Le choix des partenaires

Il est toujours agréable de travailler avec un partenaire que vous connaissez et qui vous comprend. Il ou elle peut se montrer coopératif ou même secourable pour un problème particulier à un stade donné de votre formation. Il est donc naturel de chercher des partenaires de votre propre niveau.

Cependant, si l’on doit faire des progrès à l’entraînement, en particulier dans le développement d’une base physique solide et de mouvements dynamiques et souples, une pratique idéale devrait inclure beaucoup d’éléments différents. À cet égard, certains des concepts de base généralement compris dans les arts martiaux japonais doivent être considérés avec soin.

D’abord, vous devriez pratiquer avec des partenaires qui s’entraînent à un niveau plus avancé.

Dans cette façon de pratiquer, gardez un esprit ouvert aux caractéristiques personnelles de votre partenaire, qui varient selon chacun. Formez vos yeux aux différentes expressions de l’art et aux raisons qu’il y a derrière, comme le sexe, l’âge, la taille, le poids, la mentalité, la personnalité, la nationalité, l’historique de l’entraînement, et la condition physique.

Cultivez vos capacités d’observation. Pratiquez et exercez votre technique avec le maximum d’effort, de sorte que vous en arriviez à connaître vos limites et que vous appreniez à les dépasser. (Si vous ne connaissez pas vos limites, vous ne pouvez pas travailler avec elles). Apprenez la forme d’ukemi qui puisse répondre aux différents styles de pratique.

Ensuite, pratiquez avec des partenaires qui sont à peu près de votre niveau.

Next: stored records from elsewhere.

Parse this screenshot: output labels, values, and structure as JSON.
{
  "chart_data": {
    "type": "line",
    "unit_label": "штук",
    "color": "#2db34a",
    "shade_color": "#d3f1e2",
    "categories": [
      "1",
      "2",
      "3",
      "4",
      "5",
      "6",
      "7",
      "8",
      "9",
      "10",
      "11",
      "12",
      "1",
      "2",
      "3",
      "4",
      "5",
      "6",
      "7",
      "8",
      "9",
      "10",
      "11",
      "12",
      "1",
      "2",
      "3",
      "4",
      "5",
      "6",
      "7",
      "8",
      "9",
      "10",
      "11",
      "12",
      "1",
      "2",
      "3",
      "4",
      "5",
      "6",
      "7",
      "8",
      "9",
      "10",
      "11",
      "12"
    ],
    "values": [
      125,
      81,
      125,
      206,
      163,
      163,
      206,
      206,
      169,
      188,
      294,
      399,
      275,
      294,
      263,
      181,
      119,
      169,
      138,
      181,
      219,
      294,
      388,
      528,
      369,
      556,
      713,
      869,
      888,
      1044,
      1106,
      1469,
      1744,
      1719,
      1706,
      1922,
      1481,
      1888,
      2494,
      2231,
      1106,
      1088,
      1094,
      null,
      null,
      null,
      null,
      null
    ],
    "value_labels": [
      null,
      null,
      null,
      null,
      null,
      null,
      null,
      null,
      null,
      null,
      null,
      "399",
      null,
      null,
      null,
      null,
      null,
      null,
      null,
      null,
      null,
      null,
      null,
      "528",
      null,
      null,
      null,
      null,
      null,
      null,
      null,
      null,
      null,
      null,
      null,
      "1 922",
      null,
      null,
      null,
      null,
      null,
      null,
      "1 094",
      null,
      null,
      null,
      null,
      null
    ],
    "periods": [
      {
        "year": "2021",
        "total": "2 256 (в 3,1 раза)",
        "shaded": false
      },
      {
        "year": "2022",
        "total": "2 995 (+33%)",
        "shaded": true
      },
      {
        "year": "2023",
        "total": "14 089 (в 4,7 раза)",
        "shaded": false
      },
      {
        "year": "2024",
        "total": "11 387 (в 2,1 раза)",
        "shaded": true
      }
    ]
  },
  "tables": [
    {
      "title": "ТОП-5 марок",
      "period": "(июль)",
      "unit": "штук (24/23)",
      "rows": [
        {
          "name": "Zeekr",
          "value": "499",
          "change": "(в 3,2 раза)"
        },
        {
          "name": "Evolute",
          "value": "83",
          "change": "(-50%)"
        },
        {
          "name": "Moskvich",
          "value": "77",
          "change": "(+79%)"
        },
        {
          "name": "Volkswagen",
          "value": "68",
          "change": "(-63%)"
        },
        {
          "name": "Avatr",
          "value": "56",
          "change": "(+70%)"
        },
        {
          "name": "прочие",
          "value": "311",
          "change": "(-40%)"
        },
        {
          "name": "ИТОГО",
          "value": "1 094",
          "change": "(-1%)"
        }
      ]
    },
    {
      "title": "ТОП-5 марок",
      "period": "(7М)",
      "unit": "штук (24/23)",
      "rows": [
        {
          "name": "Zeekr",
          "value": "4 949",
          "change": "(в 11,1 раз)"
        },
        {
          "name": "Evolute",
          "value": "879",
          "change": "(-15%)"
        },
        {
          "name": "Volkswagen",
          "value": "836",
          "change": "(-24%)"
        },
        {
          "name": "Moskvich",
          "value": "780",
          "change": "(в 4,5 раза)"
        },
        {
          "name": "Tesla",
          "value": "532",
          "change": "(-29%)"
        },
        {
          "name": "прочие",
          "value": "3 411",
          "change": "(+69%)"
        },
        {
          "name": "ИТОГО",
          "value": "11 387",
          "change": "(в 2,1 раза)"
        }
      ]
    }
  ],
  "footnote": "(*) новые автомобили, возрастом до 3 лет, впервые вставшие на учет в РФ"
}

Appliquez ce que vous avez appris et confirmez le processus d’apprentissage. Essayez de voir vos propres problèmes et vos faiblesses, à chaque étape, comme s’ils devaient se réfléchir dans vos partenaires.

Observez attentivement quand d’autres, d’environ votre niveau, surmontent un problème particulier, et essayez de découvrir comment il a été résolu. Cette façon de surmonter un problème n’a pas seulement trait à la technique, mais spécialement aux progrès d’un niveau de conscience physique plus élevé.

Enfin, entraînez vous avec des partenaires qui pratiquent à un niveau moins élevé que vous.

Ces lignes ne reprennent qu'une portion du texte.